Sou branco, homem, heterossexual, nascido numa família de classe média alta e creio que nunca sofri de um preconceito real. Minhas únicas e risíveis experiências foram quando fiz intercâmbio pra Alemanha, com 15 anos, e alguém me tratou de uma forma estranha achando que eu era turco (eu tinha a pele um pouco mais escura que a média e falava com um sotaque estranho). Mas assim que a pessoa descobriu que eu era brasileiro e estava viajando, mudou totalmente de atitude. Isso e algum preconceito de idade, não ser levado a serio por ser novo demais (ou aparentar ser). É tão ridículo que deveria ter outra palavra que não preconceito. Talvez um pequeno desconforto.

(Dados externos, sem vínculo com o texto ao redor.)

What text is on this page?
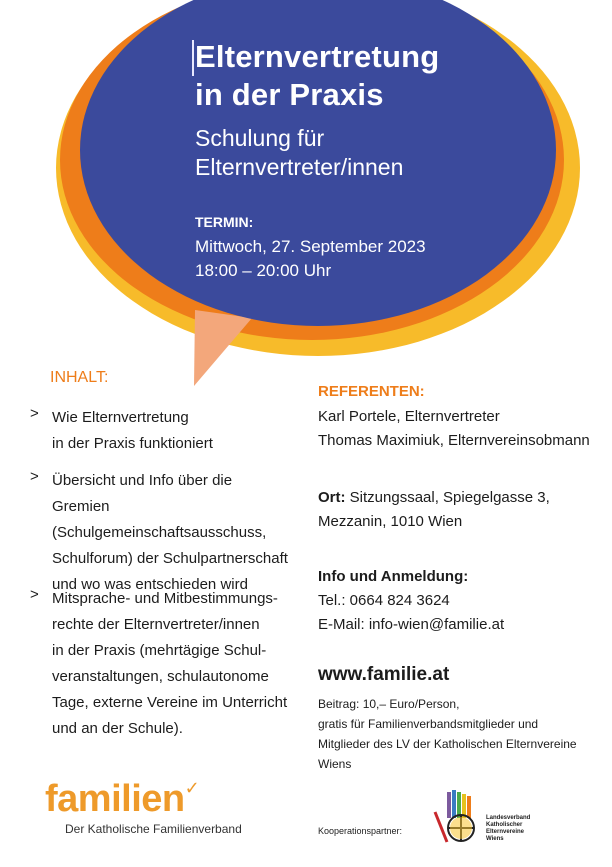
Elternvertretung
in der Praxis
Schulung für
Elternvertreter/innen
TERMIN:
Mittwoch, 27. September 2023
18:00 – 20:00 Uhr
INHALT:
> Wie Elternvertretung
in der Praxis funktioniert
> Übersicht und Info über die Gremien
(Schulgemeinschaftsausschuss,
Schulforum) der Schulpartnerschaft
und wo was entschieden wird
> Mitsprache- und Mitbestimmungs-
rechte der Elternvertreter/innen
in der Praxis (mehrtägige Schul-
veranstaltungen, schulautonome
Tage, externe Vereine im Unterricht
und an der Schule).
REFERENTEN:
Karl Portele, Elternvertreter
Thomas Maximiuk, Elternvereinsobmann
Ort: Sitzungssaal, Spiegelgasse 3,
Mezzanin, 1010 Wien
Info und Anmeldung:
Tel.: 0664 824 3624
E-Mail: info-wien@familie.at
www.familie.at
Beitrag: 10,– Euro/Person,
gratis für Familienverbandsmitglieder und
Mitglieder des LV der Katholischen Elternvereine
Wiens
familien✓
Der Katholische Familienverband	Kooperationspartner:
Landesverband
Katholischer
Elternvereine
Wiens
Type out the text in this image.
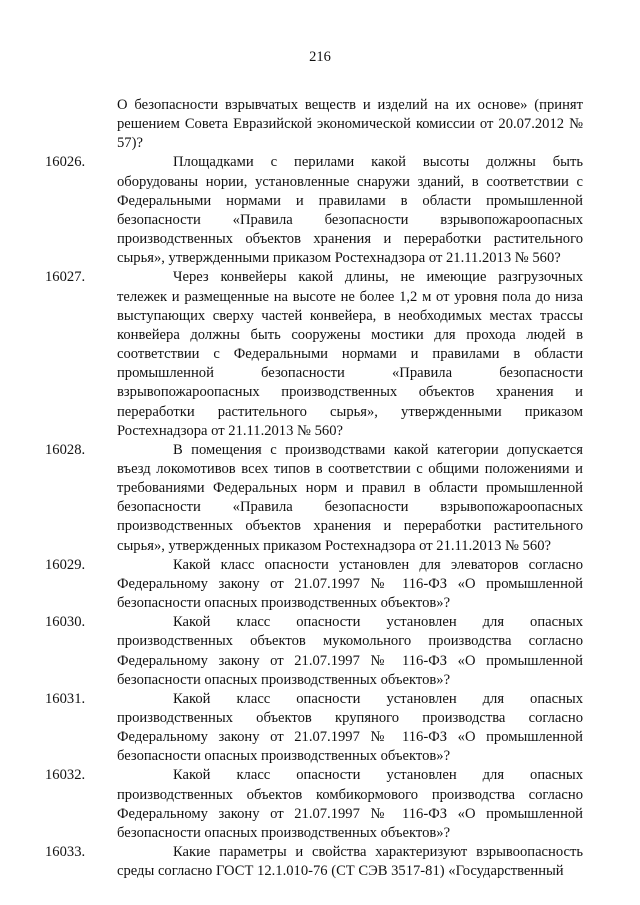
216

О безопасности взрывчатых веществ и изделий на их основе» (принят решением Совета Евразийской экономической комиссии от 20.07.2012 № 57)?

16026.	Площадками с перилами какой высоты должны быть оборудованы нории, установленные снаружи зданий, в соответствии с Федеральными нормами и правилами в области промышленной безопасности «Правила безопасности взрывопожароопасных производственных объектов хранения и переработки растительного сырья», утвержденными приказом Ростехнадзора от 21.11.2013 № 560?

16027.	Через конвейеры какой длины, не имеющие разгрузочных тележек и размещенные на высоте не более 1,2 м от уровня пола до низа выступающих сверху частей конвейера, в необходимых местах трассы конвейера должны быть сооружены мостики для прохода людей в соответствии с Федеральными нормами и правилами в области промышленной безопасности «Правила безопасности взрывопожароопасных производственных объектов хранения и переработки растительного сырья», утвержденными приказом Ростехнадзора от 21.11.2013 № 560?

16028.	В помещения с производствами какой категории допускается въезд локомотивов всех типов в соответствии с общими положениями и требованиями Федеральных норм и правил в области промышленной безопасности «Правила безопасности взрывопожароопасных производственных объектов хранения и переработки растительного сырья», утвержденных приказом Ростехнадзора от 21.11.2013 № 560?

16029.	Какой класс опасности установлен для элеваторов согласно Федеральному закону от 21.07.1997 № 116-ФЗ «О промышленной безопасности опасных производственных объектов»?

16030.	Какой класс опасности установлен для опасных производственных объектов мукомольного производства согласно Федеральному закону от 21.07.1997 № 116-ФЗ «О промышленной безопасности опасных производственных объектов»?

16031.	Какой класс опасности установлен для опасных производственных объектов крупяного производства согласно Федеральному закону от 21.07.1997 № 116-ФЗ «О промышленной безопасности опасных производственных объектов»?

16032.	Какой класс опасности установлен для опасных производственных объектов комбикормового производства согласно Федеральному закону от 21.07.1997 № 116-ФЗ «О промышленной безопасности опасных производственных объектов»?

16033.	Какие параметры и свойства характеризуют взрывоопасность среды согласно ГОСТ 12.1.010-76 (СТ СЭВ 3517-81) «Государственный
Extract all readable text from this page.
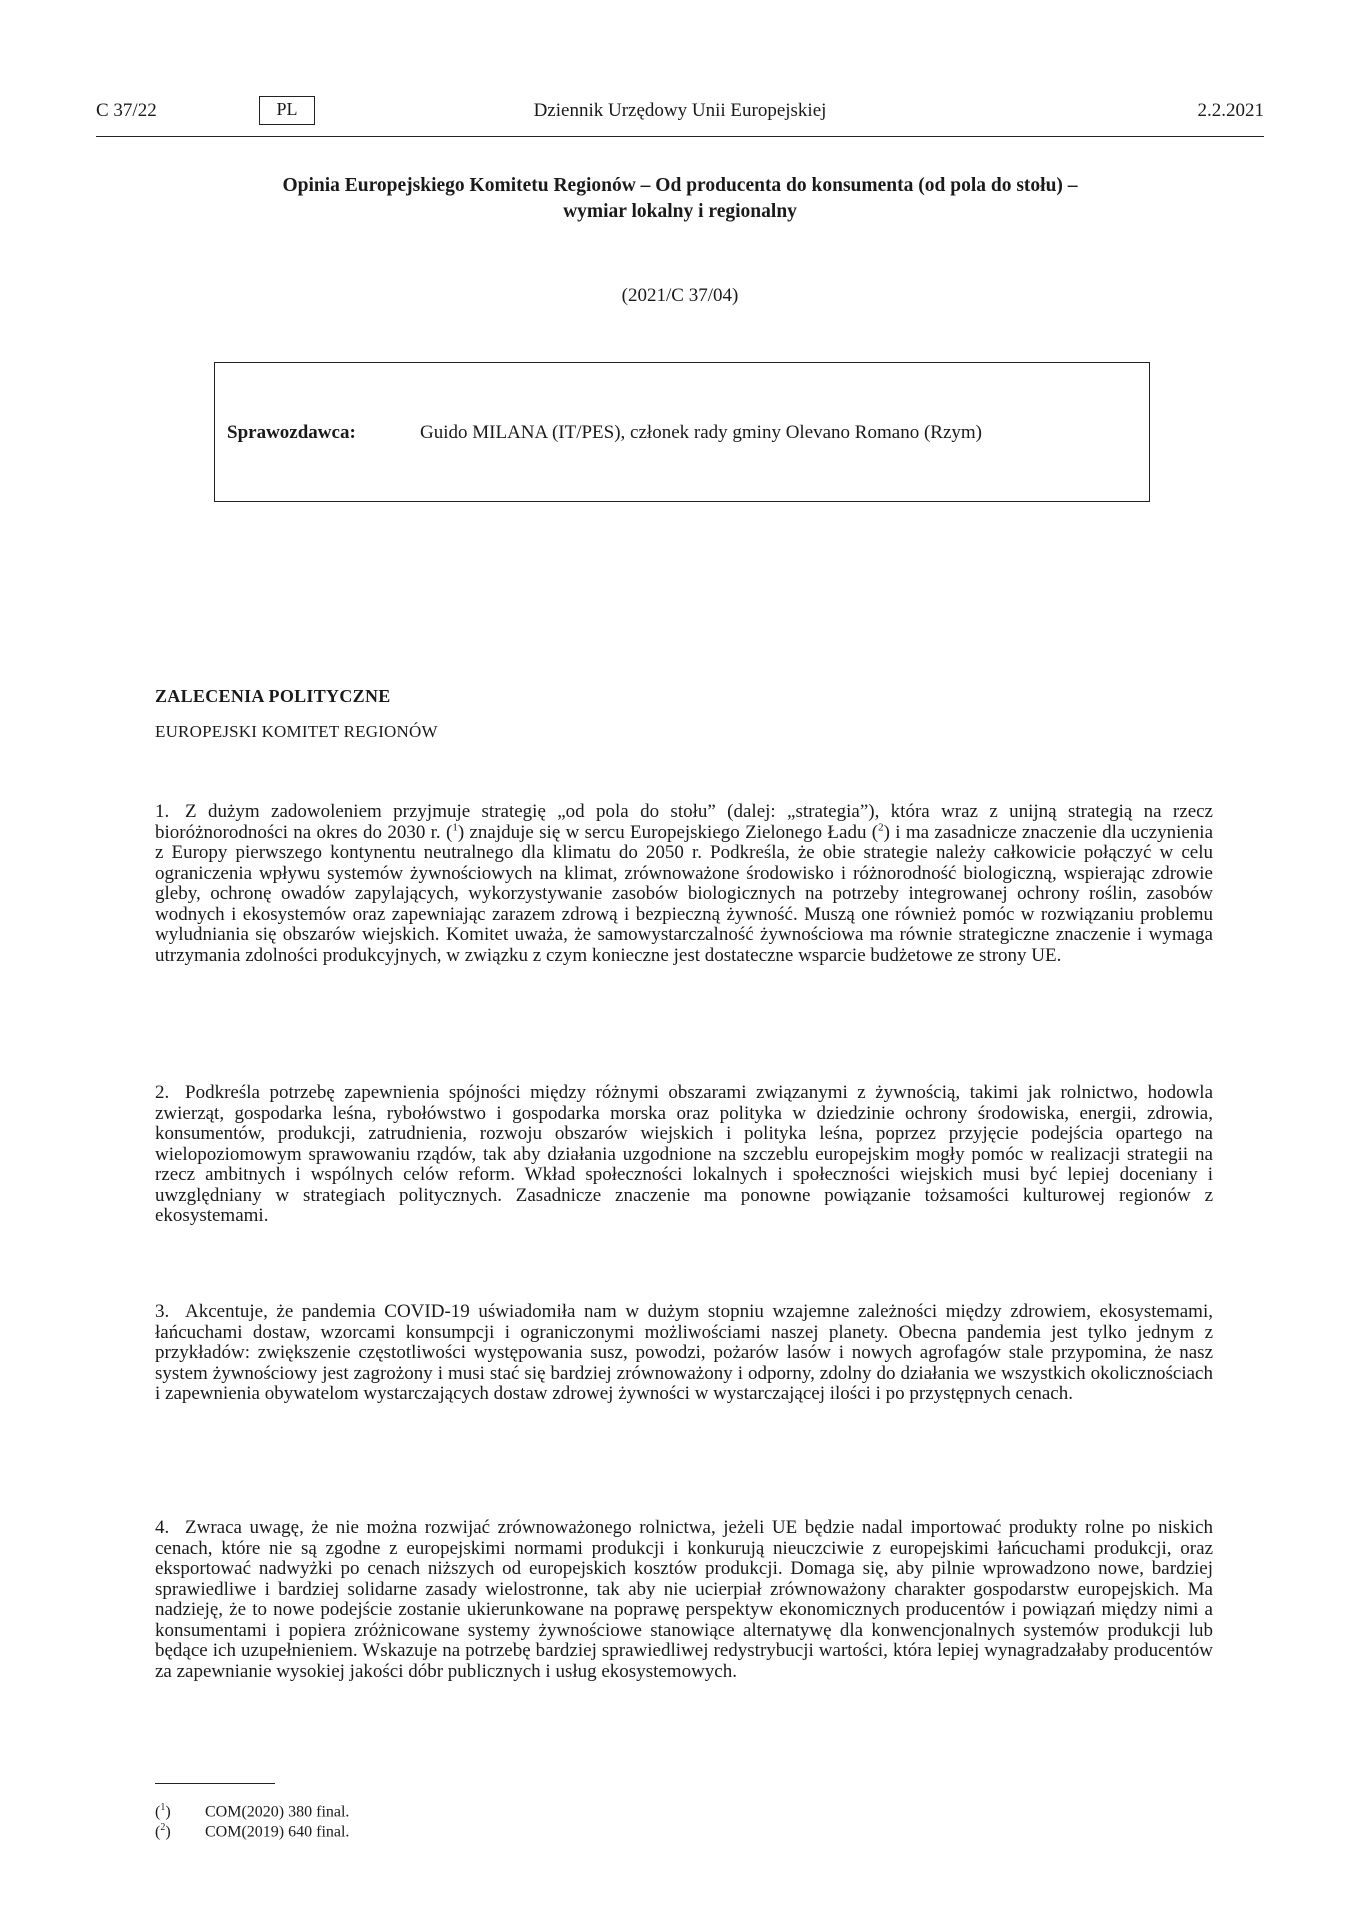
C 37/22	PL	Dziennik Urzędowy Unii Europejskiej	2.2.2021
Opinia Europejskiego Komitetu Regionów – Od producenta do konsumenta (od pola do stołu) –
wymiar lokalny i regionalny
(2021/C 37/04)
Sprawozdawca:	Guido MILANA (IT/PES), członek rady gminy Olevano Romano (Rzym)
ZALECENIA POLITYCZNE
EUROPEJSKI KOMITET REGIONÓW
1. Z dużym zadowoleniem przyjmuje strategię „od pola do stołu” (dalej: „strategia”), która wraz z unijną strategią na rzecz bioróżnorodności na okres do 2030 r. ($^1$) znajduje się w sercu Europejskiego Zielonego Ładu ($^2$) i ma zasadnicze znaczenie dla uczynienia z Europy pierwszego kontynentu neutralnego dla klimatu do 2050 r. Podkreśla, że obie strategie należy całkowicie połączyć w celu ograniczenia wpływu systemów żywnościowych na klimat, zrównoważone środowisko i różnorodność biologiczną, wspierając zdrowie gleby, ochronę owadów zapylających, wykorzystywanie zasobów biologicznych na potrzeby integrowanej ochrony roślin, zasobów wodnych i ekosystemów oraz zapewniając zarazem zdrową i bezpieczną żywność. Muszą one również pomóc w rozwiązaniu problemu wyludniania się obszarów wiejskich. Komitet uważa, że samowystarczalność żywnościowa ma równie strategiczne znaczenie i wymaga utrzymania zdolności produkcyjnych, w związku z czym konieczne jest dostateczne wsparcie budżetowe ze strony UE.
2. Podkreśla potrzebę zapewnienia spójności między różnymi obszarami związanymi z żywnością, takimi jak rolnictwo, hodowla zwierząt, gospodarka leśna, rybołówstwo i gospodarka morska oraz polityka w dziedzinie ochrony środowiska, energii, zdrowia, konsumentów, produkcji, zatrudnienia, rozwoju obszarów wiejskich i polityka leśna, poprzez przyjęcie podejścia opartego na wielopoziomowym sprawowaniu rządów, tak aby działania uzgodnione na szczeblu europejskim mogły pomóc w realizacji strategii na rzecz ambitnych i wspólnych celów reform. Wkład społeczności lokalnych i społeczności wiejskich musi być lepiej doceniany i uwzględniany w strategiach politycznych. Zasadnicze znaczenie ma ponowne powiązanie tożsamości kulturowej regionów z ekosystemami.
3. Akcentuje, że pandemia COVID-19 uświadomiła nam w dużym stopniu wzajemne zależności między zdrowiem, ekosystemami, łańcuchami dostaw, wzorcami konsumpcji i ograniczonymi możliwościami naszej planety. Obecna pandemia jest tylko jednym z przykładów: zwiększenie częstotliwości występowania susz, powodzi, pożarów lasów i nowych agrofagów stale przypomina, że nasz system żywnościowy jest zagrożony i musi stać się bardziej zrównoważony i odporny, zdolny do działania we wszystkich okolicznościach i zapewnienia obywatelom wystarczających dostaw zdrowej żywności w wystarczającej ilości i po przystępnych cenach.
4. Zwraca uwagę, że nie można rozwijać zrównoważonego rolnictwa, jeżeli UE będzie nadal importować produkty rolne po niskich cenach, które nie są zgodne z europejskimi normami produkcji i konkurują nieuczciwie z europejskimi łańcuchami produkcji, oraz eksportować nadwyżki po cenach niższych od europejskich kosztów produkcji. Domaga się, aby pilnie wprowadzono nowe, bardziej sprawiedliwe i bardziej solidarne zasady wielostronne, tak aby nie ucierpiał zrównoważony charakter gospodarstw europejskich. Ma nadzieję, że to nowe podejście zostanie ukierunkowane na poprawę perspektyw ekonomicznych producentów i powiązań między nimi a konsumentami i popiera zróżnicowane systemy żywnościowe stanowiące alternatywę dla konwencjonalnych systemów produkcji lub będące ich uzupełnieniem. Wskazuje na potrzebę bardziej sprawiedliwej redystrybucji wartości, która lepiej wynagradzałaby producentów za zapewnianie wysokiej jakości dóbr publicznych i usług ekosystemowych.
($^1$) COM(2020) 380 final.
($^2$) COM(2019) 640 final.
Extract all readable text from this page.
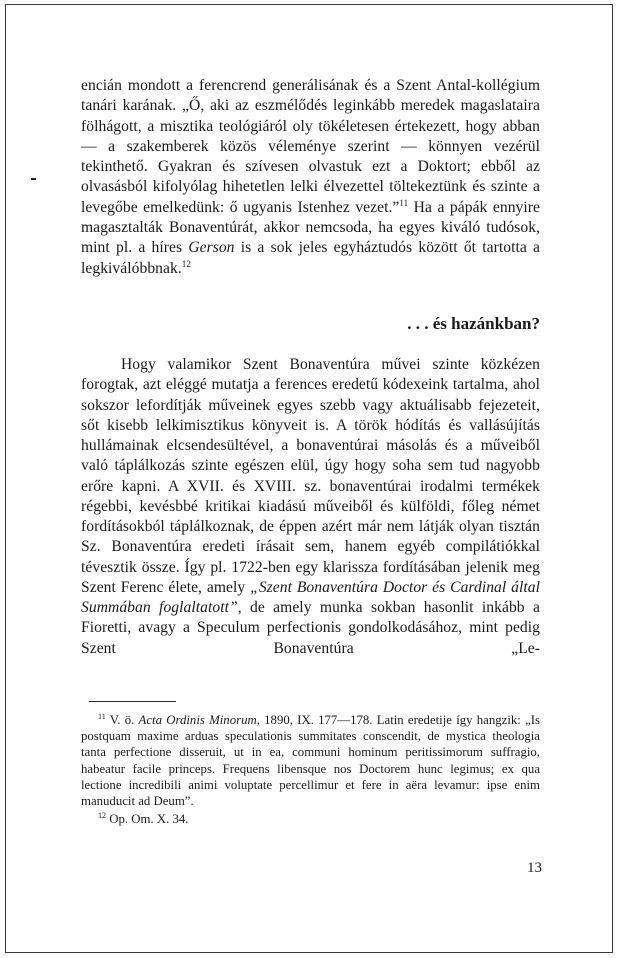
encián mondott a ferencrend generálisának és a Szent Antal-kollégium tanári karának. „Ő, aki az eszmélődés leginkább meredek magaslataira fölhágott, a misztika teológiáról oly tökéletesen értekezett, hogy abban — a szakemberek közös véleménye szerint — könnyen vezérül tekinthető. Gyakran és szívesen olvastuk ezt a Doktort; ebből az olvasásból kifolyólag hihetetlen lelki élvezettel töltekeztünk és szinte a levegőbe emelkedünk: ő ugyanis Istenhez vezet.”$^{11}$ Ha a pápák ennyire magasztalták Bonaventúrát, akkor nemcsoda, ha egyes kiváló tudósok, mint pl. a híres Gerson is a sok jeles egyháztudós között őt tartotta a legkiválóbbnak.$^{12}$

. . . és hazánkban?

Hogy valamikor Szent Bonaventúra művei szinte közkézen forogtak, azt eléggé mutatja a ferences eredetű kódexeink tartalma, ahol sokszor lefordítják műveinek egyes szebb vagy aktuálisabb fejezeteit, sőt kisebb lelkimisztikus könyveit is. A török hódítás és vallásújítás hullámainak elcsendesültével, a bonaventúrai másolás és a műveiből való táplálkozás szinte egészen elül, úgy hogy soha sem tud nagyobb erőre kapni. A XVII. és XVIII. sz. bonaventúrai irodalmi termékek régebbi, kevésbbé kritikai kiadású műveiből és külföldi, főleg német fordításokból táplálkoznak, de éppen azért már nem látják olyan tisztán Sz. Bonaventúra eredeti írásait sem, hanem egyéb compilátiókkal tévesztik össze. Így pl. 1722-ben egy klarissza fordításában jelenik meg Szent Ferenc élete, amely „Szent Bonaventúra Doctor és Cardinal által Summában foglaltatott”, de amely munka sokban hasonlit inkább a Fioretti, avagy a Speculum perfectionis gondolkodásához, mint pedig Szent Bonaventúra „Le-

$^{11}$ V. ö. Acta Ordinis Minorum, 1890, IX. 177—178. Latin eredetije így hangzik: „Is postquam maxime arduas speculationis summitates conscendit, de mystica theologia tanta perfectione disseruit, ut in ea, communi hominum peritissimorum suffragio, habeatur facile princeps. Frequens libensque nos Doctorem hunc legimus; ex qua lectione incredibili animi voluptate percellimur et fere in aëra levamur: ipse enim manuducit ad Deum”.

$^{12}$ Op. Om. X. 34.

13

No entanto acho que a opinião de alguém que não vive a coisa tem também seu valor. O distanciamento emocional facilita uma imparcialidade, pro bem ou pro mal. Me soa absurdo que abusos tão agressivos como assédios tenham uma incidência tão grande. Sempre soube que existiam, mas assim como existem assassinos de aluguel ou chefões da mafia se reunindo em algum lugar. É algo que existe, sim, mas pra mim era a excessão da excessão.

Meu priminho que mora no Paraná outro dia nos visitando perguntou aonde estava a tia marrom. Não entendemos até alguém perceber que era a Naia, a empregada da minha avó, que é negra. Ele tem 4 anos e nos poucos ciclos em que convive acho que não tem nenhum negro. Assim achou curiosa aquela pessoa de pele marrom. Isso é o oposto do pré-conceito. Pela idade e inocência ele de fato não tinha nenhum conceito pré-definido a respeito daquela pessoa. O oposto da maioria. E o que mais me incomoda é perceber o quanto deles estão profundamente enraizados na nossa cultura.

Temos toda uma estrutura predial de forma a ter elevadores separados pra criadagem, os prestadores de serviço. Atualmente se justifica por questões de segurança e higiene, pois o elevador de serviço é também o de banhistas e entregadores. Mas o contexto no qual ele surgiu é outro. Assim como todo apartamento tem um quartinho perto da cozinha. E é um quarto que nem é contabilizado na contagem de quartos da casa. “Essa casa tem 4 quartos, mais o de empregada”. O que dizer de seu ocupante? Será ele ou ela igualmente invisível? Nossa própria gramática favorece o homem, sendo o padrão o artigo masculino. Exceto talvez nos casos em que se refere a certos serviços - presume-se que a pessoa que venha a ocupar o tal quartinho seja mulher. Ai a norma é tratar no feminino mesmo. E com uma frequência maior que gostaríamos de admitir a norma nem é tratar, mas destratar.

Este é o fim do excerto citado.